Lo schema trontiano del lavoro di fabbrica, “dentro e contro il capitale”, per Negri, non può più funzionare, tantomeno come presupposto per la determinazione di una soggettività politica, soprattutto se pensata con i criteri della politica moderna. Il processo di soggettivazione che aveva luogo in fabbrica determinava, infatti, un soggetto omogeneo e uniforme: la classe operaia. Il nuovo soggetto di Negri, invece, si costituisce politicamente fuori dalla fabbrica e dentro la società capitalistica in quanto spazio della produzione dove sono messe a lavoro la conoscenza e le capacità relazionali (quel General Intellect su cui si concentrerà la riflessione post-operaista). La nuova soggettività assume pertanto proprio quel carattere “plurale”, “multilaterale” e “differenziato” che per Tronti è il contrassegno del sociale in contrapposizione al politico. Ma il criterio del politico moderno per Negri è ormai inefficace; non è più la contrapposizione il criterio della soggettivazione politica operaia, bensì la separazione: «Dentro quest’intensità della separazione c’è il massimo di libertà. L’individuo sociale è la multilateralità. Il massimo di differenza è il più alto approccio al comunismo. […] Ogni omogeneità è dissolta. Lo schema metodologico “plurale”, multilaterale, trionfa»[19]. Il nuovo soggetto antagonista non ha bisogno del nemico di classe per definirsi, non è nella contrapposizione che si valorizza politicamente: si autovalorizza, èautonomo. Il criterio del politico moderno non può più fare da riferimento per un uso operaio della crisi perché non ha più presa su una realtà economica e sociale ormai postfordista e postmoderna. È il capitale piuttosto ad avvalersi del “criterio del politico”, ad aver bisogno della dialettica amico-nemico, dellanegazione da togliere nella sintesi, della crisi da superare con lo sviluppo. Inoltre, come non è da dentro il capitalismo fordista che il soggetto antagonista si definisce, è nemmeno da dentro il corrispettivo pensiero borghese che si costituisce un pensiero antagonista, un “pensiero negativo”. Non il rovesciamento dall’interno, bensì la separazione è la prassi politico-teorica dei nuovi antagonismi:
Si tratta di cogliere il progresso dell’accumulazione capitalistica in forma rovesciata. Ma non c’è possibilità di farlo se questo concetto di rovesciamento non viene ridotto a quello di separazione. Il rapporto di capitale è un rapporto di forza che si tende verso l’esistenza separata e indipendente del suo nemico: il processo di autovalorizzazione operaia, la dinamica del comunismo. L’antagonismo non è più una forma della dialettica: la sua negazione. Si parla tanto di “pensiero negativo”: bene, il pensiero negativo è – strappato dalle sue origini borghesi – un elemento fondamentale del punto di vista operaio. Cominciamo ad usarlo, anziché nella critica dell’ideologia, nella critica dell’economia politica.[20]
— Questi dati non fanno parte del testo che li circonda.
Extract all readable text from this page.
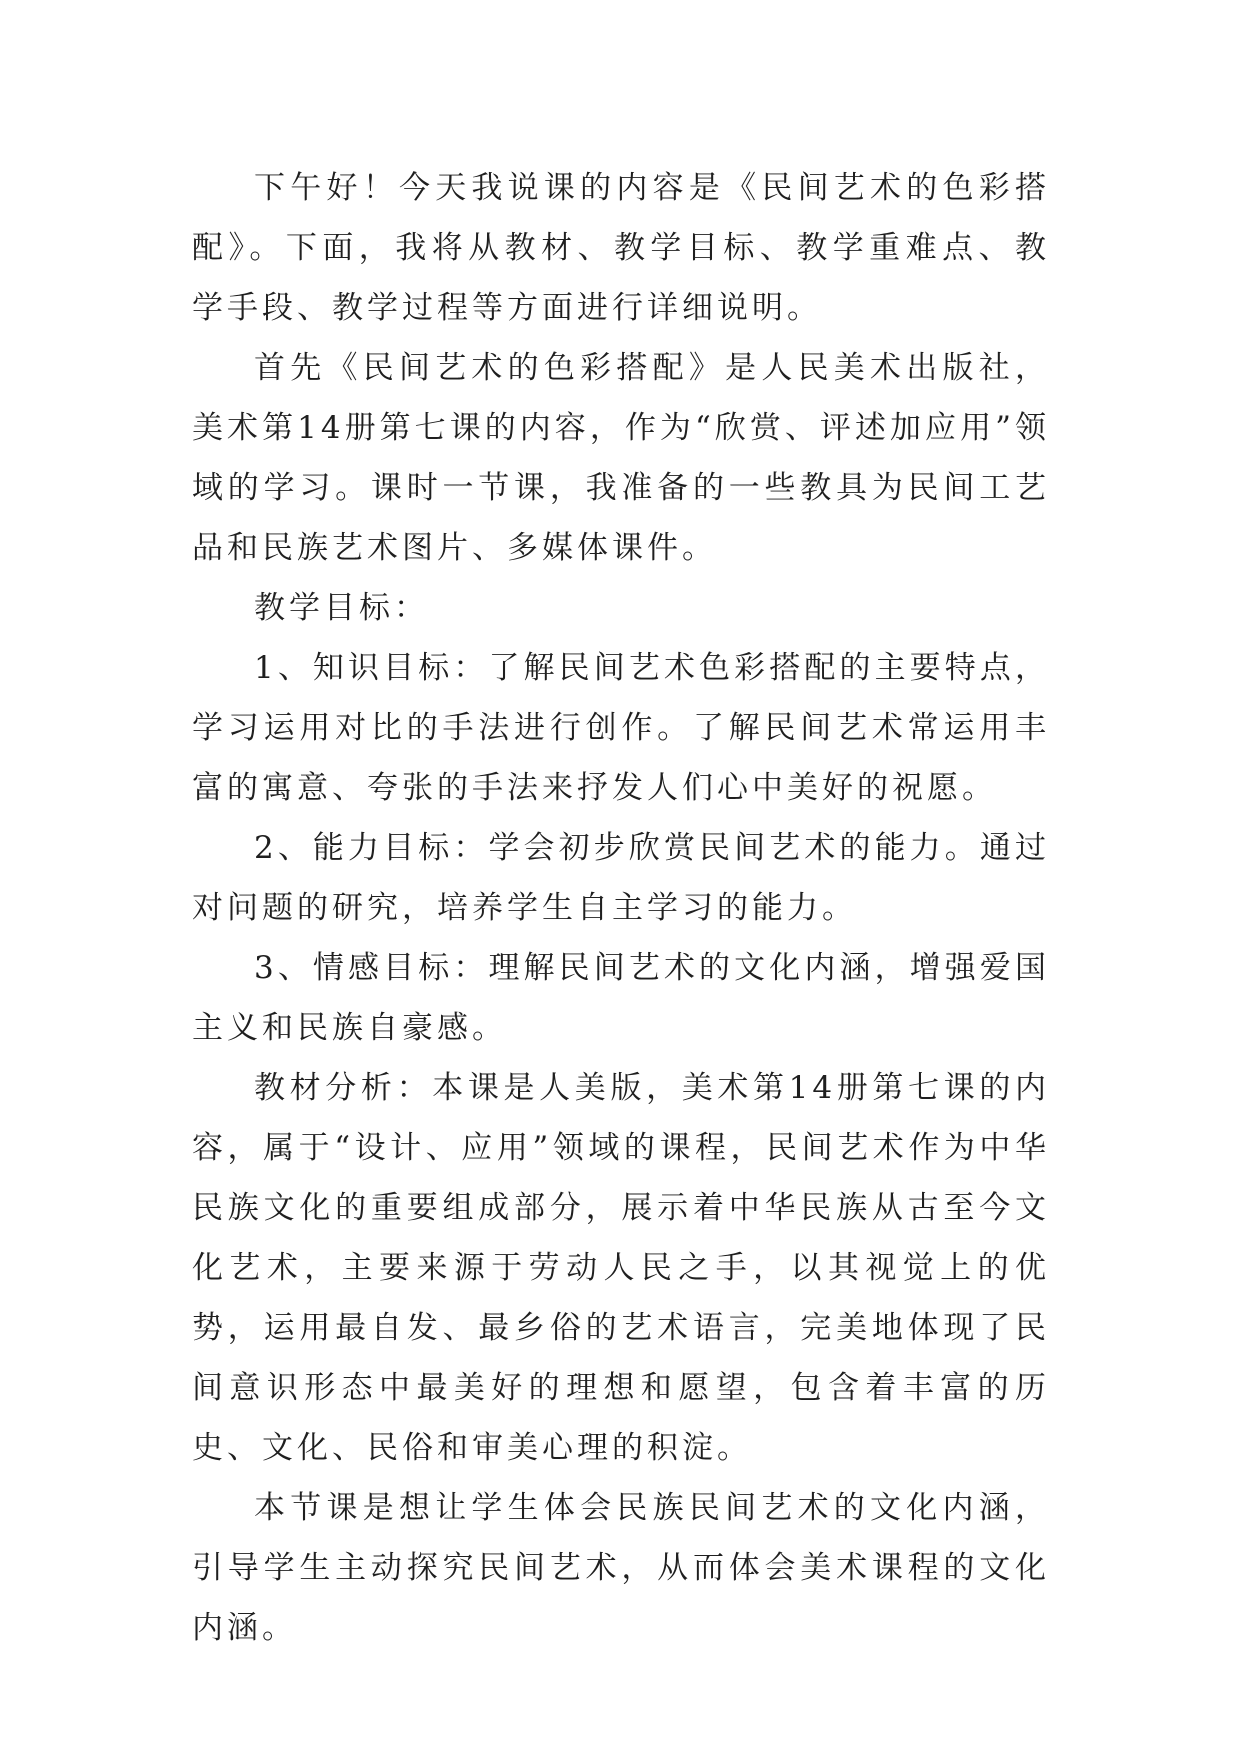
下午好！今天我说课的内容是《民间艺术的色彩搭配》。下面，我将从教材、教学目标、教学重难点、教学手段、教学过程等方面进行详细说明。

首先《民间艺术的色彩搭配》是人民美术出版社，美术第14册第七课的内容，作为“欣赏、评述加应用”领域的学习。课时一节课，我准备的一些教具为民间工艺品和民族艺术图片、多媒体课件。

教学目标：

1、知识目标：了解民间艺术色彩搭配的主要特点，学习运用对比的手法进行创作。了解民间艺术常运用丰富的寓意、夸张的手法来抒发人们心中美好的祝愿。

2、能力目标：学会初步欣赏民间艺术的能力。通过对问题的研究，培养学生自主学习的能力。

3、情感目标：理解民间艺术的文化内涵，增强爱国主义和民族自豪感。

教材分析：本课是人美版，美术第14册第七课的内容，属于“设计、应用”领域的课程，民间艺术作为中华民族文化的重要组成部分，展示着中华民族从古至今文化艺术，主要来源于劳动人民之手，以其视觉上的优势，运用最自发、最乡俗的艺术语言，完美地体现了民间意识形态中最美好的理想和愿望，包含着丰富的历史、文化、民俗和审美心理的积淀。

本节课是想让学生体会民族民间艺术的文化内涵，引导学生主动探究民间艺术，从而体会美术课程的文化内涵。
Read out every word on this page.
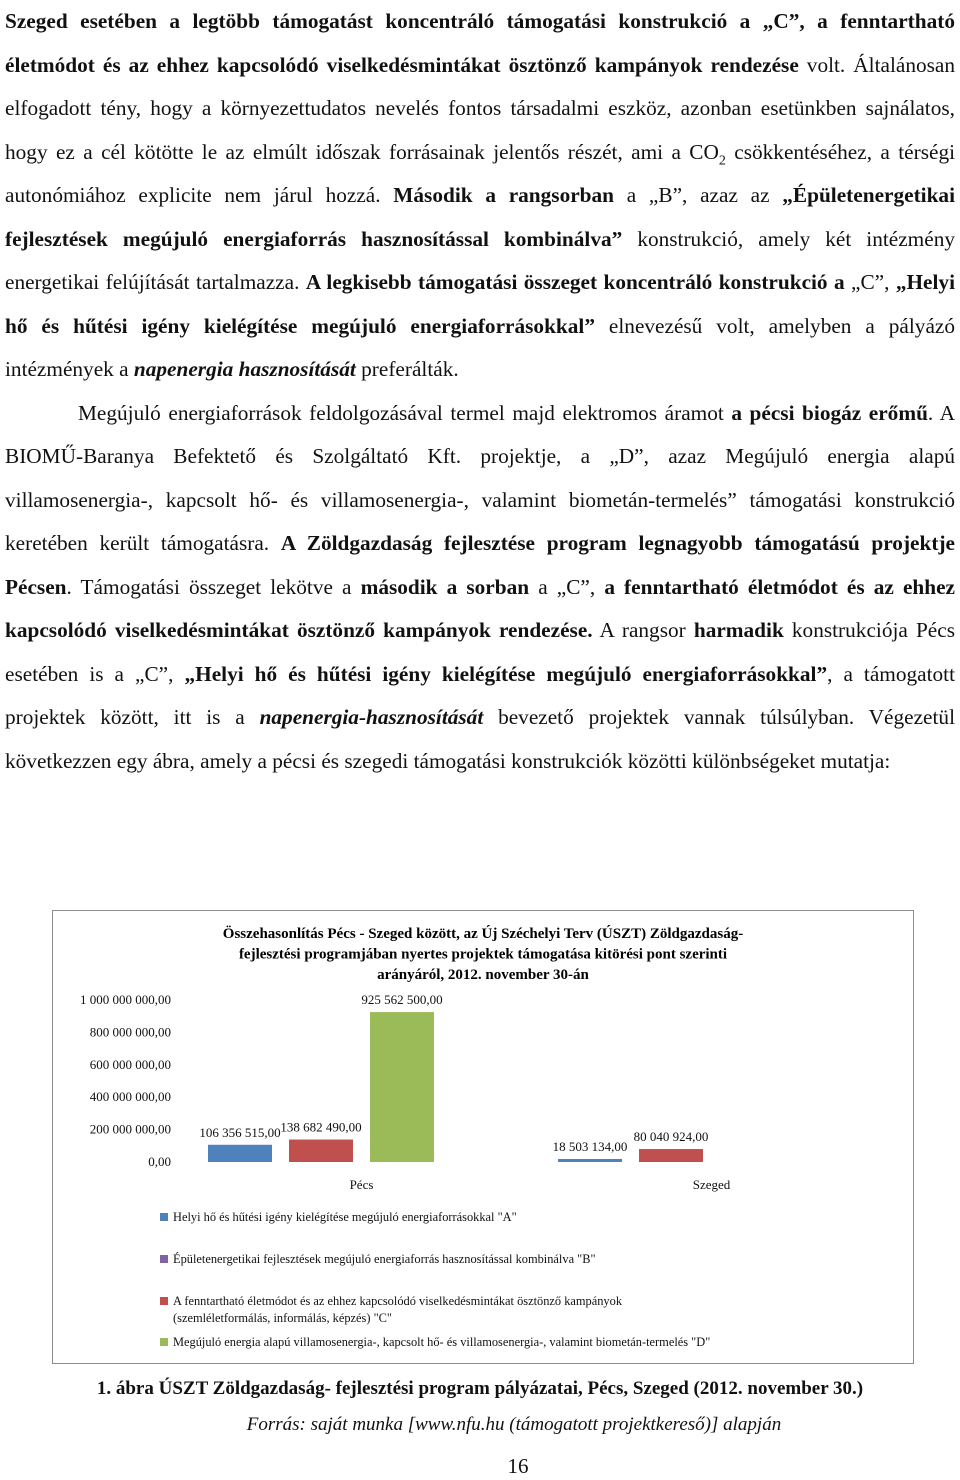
Szeged esetében a legtöbb támogatást koncentráló támogatási konstrukció a „C”, a fenntartható életmódot és az ehhez kapcsolódó viselkedésmintákat ösztönző kampányok rendezése volt. Általánosan elfogadott tény, hogy a környezettudatos nevelés fontos társadalmi eszköz, azonban esetünkben sajnálatos, hogy ez a cél kötötte le az elmúlt időszak forrásainak jelentős részét, ami a $CO_2$ csökkentéséhez, a térségi autonómiához explicite nem járul hozzá. Második a rangsorban a „B”, azaz az „Épületenergetikai fejlesztések megújuló energiaforrás hasznosítással kombinálva” konstrukció, amely két intézmény energetikai felújítását tartalmazza. A legkisebb támogatási összeget koncentráló konstrukció a „C”, „Helyi hő és hűtési igény kielégítése megújuló energiaforrásokkal” elnevezésű volt, amelyben a pályázó intézmények a napenergia hasznosítását preferálták.

Megújuló energiaforrások feldolgozásával termel majd elektromos áramot a pécsi biogáz erőmű. A BIOMŰ-Baranya Befektető és Szolgáltató Kft. projektje, a „D”, azaz Megújuló energia alapú villamosenergia-, kapcsolt hő- és villamosenergia-, valamint biometán-termelés” támogatási konstrukció keretében került támogatásra. A Zöldgazdaság fejlesztése program legnagyobb támogatású projektje Pécsen. Támogatási összeget lekötve a második a sorban a „C”, a fenntartható életmódot és az ehhez kapcsolódó viselkedésmintákat ösztönző kampányok rendezése. A rangsor harmadik konstrukciója Pécs esetében is a „C”, „Helyi hő és hűtési igény kielégítése megújuló energiaforrásokkal”, a támogatott projektek között, itt is a napenergia-hasznosítását bevezető projektek vannak túlsúlyban. Végezetül következzen egy ábra, amely a pécsi és szegedi támogatási konstrukciók közötti különbségeket mutatja:

Összehasonlítás Pécs - Szeged között, az Új Széchelyi Terv (ÚSZT) Zöldgazdaság-
fejlesztési programjában nyertes projektek támogatása kitörési pont szerinti
arányáról, 2012. november 30-án
0,00
200 000 000,00
400 000 000,00
600 000 000,00
800 000 000,00
1 000 000 000,00
106 356 515,00 138 682 490,00
925 562 500,00
Pécs
18 503 134,00
80 040 924,00
Szeged
Helyi hő és hűtési igény kielégítése megújuló energiaforrásokkal "A"
Épületenergetikai fejlesztések megújuló energiaforrás hasznosítással kombinálva "B"
A fenntartható életmódot és az ehhez kapcsolódó viselkedésmintákat ösztönző kampányok (szemléletformálás, informálás, képzés) "C"
Megújuló energia alapú villamosenergia-, kapcsolt hő- és villamosenergia-, valamint biometán-termelés "D"
1. ábra ÚSZT Zöldgazdaság- fejlesztési program pályázatai, Pécs, Szeged (2012. november 30.)
Forrás: saját munka [www.nfu.hu (támogatott projektkereső)] alapján
16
C’è da chiedersi – e Negri se lo chiede in conclusione di Marx oltre Marx – se il dispositivo della crisi, fondamentale per manifestare e radicalizzare il dualismo di potere insito nel sistema capitalistico, e così porre il conflitto, non debba essere abbandonato nel momento in cui si cerca, attraverso la pratica della separazione, di affermare l’autonomia e l’antagonismo del potere costituente della nuova soggettività al di fuori della dinamica binaria e, quindi, al di fuori del legame costitutivo con il nemico di classe. La crisi è l’inizio, rappresenta l’occasione e l’opportunità per uscire dal sistema capitalistico-borghese. Perché la via d’uscita indicata dalla crisi possa essere percorsa bisogna, al contempo, che qui e ora sia determinato un fuori, un altrove: Negri schiva così il problema –l’individuazione e la determinazione del luogo del conflitto – che ha indotto Tronti a cercare nello Stato le potenzialità di conflitto politico che la fabbrica e poi il partito avevano perduto. È su questo passaggio, il passaggio dalla logica del “dentro e contro” il capitale a quella del “contro e fuori” il capitale – tra le quali intercorre lo scarto decisivo fra pensiero della crisi e autonomia del potere costituente – che si gioca la sfida teorica di Negri sia all’operaismo di Tronti sia al “pensiero negativo” di Massimo Cacciari: «Su questo passaggio, dentro questo metodo la soggettività operaia diviene classe rivoluzionaria, classe universale.Su questo passaggio il processo costitutivo del comunismo si sviluppa con pienezza. E va subito sottolineato che, posta in questa luce, la logica antagonistica smette di svolgersi su un ritmo binario, smette anche di accettare la realtà fantasmatica dell’avversario sul suo orizzonte. Cancella la dialettica anche solo come orizzonte. Rifugge ogni formula binaria»[21]. Ci sarebbe da chiedersi, tuttavia, come farò in conclusione, se il dispositivo della crisi renda effettivamente possibile il passaggio dalla decisione di separazione alla decisione di autonomia di una parte rispetto all’altra.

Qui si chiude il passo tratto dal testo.